Os anos 80 foram perdidos?

Os anos 80 foram perdidos?


Muitos consideram a década de 80 do século passado, uma década perdida. Nos últimos dias, comecei a refletir se realmente perdemos tanto assim. Acho que são reflexos da proximidade dos meus 40 anos, pois tenho pensado naqueles anos, os quais vivi minha adolescência e juventude.

Acredito que perdemos muito com a nossa economia descontrolada, uma inflação galopante, desemprego nas alturas, um resquício de ditadura, mas, por sorte, moribunda. O liberalismo e conservadorismo da dupla Thatcher-Reegan, fizeram recrudescer a democracia pelo mundo. Vivemos com a tensão do episódio das Malvinas, a possibilidade de guerra nuclear, a invasão em Beirute, a ascensão dos aiatolás, guerra Irã-Iraque, o financiamento estadunidense de oposição à revolução sandinista. Claro que chorei um pouco pela derrocada do muro de Berlim, mas senti um alívio, pois nunca associei socialismo com falta de liberdade, para mim os dois não podem andar juntos.

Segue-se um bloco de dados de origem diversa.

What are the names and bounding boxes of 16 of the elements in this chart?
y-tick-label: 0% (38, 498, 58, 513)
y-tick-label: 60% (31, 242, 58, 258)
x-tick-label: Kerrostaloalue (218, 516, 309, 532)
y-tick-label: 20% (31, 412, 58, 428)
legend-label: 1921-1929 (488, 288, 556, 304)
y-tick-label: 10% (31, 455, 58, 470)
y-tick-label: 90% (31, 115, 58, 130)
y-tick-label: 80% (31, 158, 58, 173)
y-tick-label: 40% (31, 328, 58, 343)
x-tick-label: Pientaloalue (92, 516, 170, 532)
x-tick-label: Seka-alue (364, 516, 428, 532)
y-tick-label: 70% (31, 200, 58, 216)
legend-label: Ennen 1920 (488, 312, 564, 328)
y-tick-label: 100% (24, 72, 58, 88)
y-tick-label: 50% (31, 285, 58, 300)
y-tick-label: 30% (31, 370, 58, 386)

Na cultura, tivemos perdas inestimáveis, como a de John Lenon, Bob Marley, Vinícius, Nara, Drummond, Elis, Clara, Cartola, Gonzagão, e tantos outros. Ao mesmo tempo, um rock brasileiro se firmava com o aparecimento de bandas como os Paralamas do Sucesso, Titãs, Legião, Plebe Rude, Ira, Engenheiros, Ultraje, RPM. Em outra ponta, o fortalecimento de carreiras como a de Guilherme Arantes, Leila Pinheiro, Oswaldo Montenegro, Eduardo Dusek, Alceu Valença, Emílio Santiago, enfim, o vai-e-vem das perdas e vindas, ou encontros e despedidas de Milton e Brant.

E a tragédia na Espanha? Aquela seleção foi um primor, com um meio-de-campo maravilhoso, eu vi uma nação sonhar e chorar, se desesperar por causa de um tal Rossi. Mas tivemos a geração de prata e a de ouro no vôlei, um Maracanazinho lotado para ver URSS e Brasil, Piquet e o tri-campeonato, um Flamengo formidável sob a batuta de um tal “Galinho” e, Joaquim Cruz.

Mas o que marcou muito para mim foi a campanha pelas diretas. Eu via pela televisão um mundaréu de gente, mobilizações locais e a tristeza da decisão. A morte de Tancredo também foi muito triste, mas a sua cobertura me pareceu sensacionalista. A coleta de assinatura para incluir alguns assuntos na constituinte, a minha emoção de pegar o meu título aos 17 anos e depois na campanha de Lula em 89. Me pegaram com material do companheiro fazendo boca de urna. Bons tempos de movimento estudantil. Depois foi a torcida no segundo turno e a ressaca da derrota. Essa também mexeu comigo, me pareceu a tragédia espanhola de 07 anos antes. Mas o legal, era ver as pessoas acenando com o “L”, seja nos carros ou como transeuntes e o programa eleitoral com aquele monte de artistas. Bons tempos.

Na década de 80, gostava dos filmes dos Trapalhões, do He-Man, das revistinhas da Turma da Mônica, Roque Santeiro foi um sucesso. E o Perdidos na Noite? Era bom de mais ficar até de madrugada para ver o programa. E a turma do Balão Mágico?Nesse período li a coleção de José de Alencar, vários do Machado, muitos de Jorge. Chico entregaria várias obras como os LP’s Vida (um dos que mais gosto) de 1980, Almanaque de 1982, Chico Buarque de 1984 ( com a ótima Vai Passar), Francisco de 1987 e Chico Buarque de 1989.

E as peladas na rua, jogando descalço, arrebentando a ponta do dedão? Eram três ou quatro três times, debaixo de chuva ou no sol escaldante. Período que não tinha dinheiro para nada, mas foi legal.

Acho que não foi uma década perdida. Foi uma década de descobertas, de busca da liberdade, de derrotas e perdas sentidas, de sonhos e de esperança, pois não íamos muito bem, ainda mais com o FMI no nosso encalço. Foi um período para se buscar os tempos de delicadeza como diria o poeta. E quem não cantou, “ eu só queria ter no mato, um gosto de framboesa, para correr entre os canteiros e descobrir a minha tristeza”. Só nos anos 80 mesmo, com a TV Pirata, os Smurfs e tudo que poderíamos desfrutar. Quase quebramos enquanto nação, mas nunca perdemos a esperança, nem mesmo a década.